I'd heard of it of course. It won the Pulitzer Prize in 2011. I'd seen it in the shops. But I only knew about it in a vague sense. I'd never read a review, and I don't remember anyone on any of the myriad blogs I read reviewing it. If they did it's possible that I ignored the review anyway. The title really didn't appeal to me. Somehow I thought that is was a mafia book or something. Even though the cover art didn't look like a mafia book.
Then one night recently I was home alone and decided to watch an old edition of First Tuesday Bookclub (check out the video, it's well worth it), and I was hooked. I had to read it. I bought it a few days later, and read it when I should have been reading The Wind in the Willows. Thankfully, it's not a mafia book.

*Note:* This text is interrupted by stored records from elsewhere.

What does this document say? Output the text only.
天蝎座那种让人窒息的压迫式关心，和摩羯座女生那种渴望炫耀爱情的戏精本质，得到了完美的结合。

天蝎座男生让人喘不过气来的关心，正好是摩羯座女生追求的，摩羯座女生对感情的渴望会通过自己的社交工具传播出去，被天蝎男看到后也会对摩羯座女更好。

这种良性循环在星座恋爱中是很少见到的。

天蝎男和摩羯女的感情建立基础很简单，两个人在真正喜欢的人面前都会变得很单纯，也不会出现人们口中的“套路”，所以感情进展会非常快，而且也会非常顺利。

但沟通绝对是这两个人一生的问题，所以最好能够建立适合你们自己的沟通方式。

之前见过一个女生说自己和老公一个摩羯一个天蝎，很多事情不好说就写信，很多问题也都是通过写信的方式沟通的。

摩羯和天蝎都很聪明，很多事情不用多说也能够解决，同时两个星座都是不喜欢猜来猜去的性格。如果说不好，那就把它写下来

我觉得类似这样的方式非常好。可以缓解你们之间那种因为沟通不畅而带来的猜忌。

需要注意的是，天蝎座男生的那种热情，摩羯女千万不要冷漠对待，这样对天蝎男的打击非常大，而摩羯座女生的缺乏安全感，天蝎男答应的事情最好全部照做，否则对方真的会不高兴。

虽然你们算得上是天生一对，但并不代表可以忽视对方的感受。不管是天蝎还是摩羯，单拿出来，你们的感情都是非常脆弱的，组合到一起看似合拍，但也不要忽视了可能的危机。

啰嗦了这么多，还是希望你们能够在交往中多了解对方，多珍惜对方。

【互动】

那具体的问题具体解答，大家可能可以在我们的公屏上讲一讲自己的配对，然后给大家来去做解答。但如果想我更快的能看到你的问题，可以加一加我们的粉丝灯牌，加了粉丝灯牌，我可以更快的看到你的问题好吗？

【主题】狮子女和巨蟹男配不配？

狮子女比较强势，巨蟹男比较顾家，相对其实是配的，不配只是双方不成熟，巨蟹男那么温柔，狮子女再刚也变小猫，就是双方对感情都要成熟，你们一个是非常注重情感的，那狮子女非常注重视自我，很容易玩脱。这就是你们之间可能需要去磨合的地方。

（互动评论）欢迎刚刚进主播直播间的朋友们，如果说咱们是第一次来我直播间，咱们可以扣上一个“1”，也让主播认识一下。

It's really quite hard to say what sort of book it is. It's about music certainly, the interconnectedness of our lives, the personal and the political, and time. Time is the titular goon.
'Time's a goon, right? You gonna let that goon push you around?'
There is an extraordinary cast of characters, but the story centres mainly on music executive Bennie Salazar, and Sasha, who is working as Bennie's assistant when we first meet her at the beginning of the novel. It's a broad sweeping novel. An unusual structure it must be said. A challenging multiple point of view, multi-layered work. Thirteen chapters all offering a different narrator, giving us insights into the main characters and those that inhabit their lives- whether briefly, or for the long haul. Many times I found this confusing (and I am generally a fan of the multiple POV), and for the first two or three pages of each chapter you're searching hard for clues trying to work out whose voice it is and when, as the chapters slip back and forward in time too. I started to imagine this book as a heap of threads of coloured wool thrown haphazardly on the floor. It's all connected, it's all joined together, but it takes time to make sense of it.
The two chapters that work the best are the least traditional non-narrative structures. A great one written as a celebrity bio piece by Bennie's brother in law (and is apparently an "uproarious parody of David Foster Wallace", I wish I was well read enough to know that). And very late in the book we have an extraordinary powerpoint presentation style chapter, a slide journal, written by Sasha's daughter. You wouldn't think that would work- but it definitely does. It's really very clever.
But not too clever. Jon Ronson one of the guests on the First Tuesday book club says that it's not annoyingly post modern. I think that's very true. I'm not a fan at all of postmodern styling just for the hell of it. A Visit from the Goon Squad breaks with tradition, and takes some risks, but never tries to annoy the reader. In fact, Egan often ties up loose ends. Early on, she tells us the future of a very minor character. What will happen to him 35 years later.
Thirty five years from now, in 2008, this warrior will be caught in the tribal violence between the Kikuyu and the Luo and will die in a fire. He'll have had four wives and sixty-three grandchildren, one of whom, a boy named Joe, will inherit his lalema: the iron hunting dagger in a leather scabbard now hanging at his side. Joe will go to college at Columbia and study engineering, becoming an expert in visual field robotic technology that detects the slightest hint of irregular movement (the legacy of a childhood spent scanning the grass for lions). He'll marry an American named Lulu and remain in New York, where he'll invent a scanning device that becomes standard issue for crowd security.
It's funny the detail of that passage stayed with me, and it's only now, when looking it up again, that I see the significance to the story! It's more clever than I realised. And every review I read is only making me want to reread. If only I had time to go back and read it again. I don't feel compelled to do that immediately, as I did with The Road (and the Wind in the Willows is still waiting). But this is definitely a book that would reward rereading.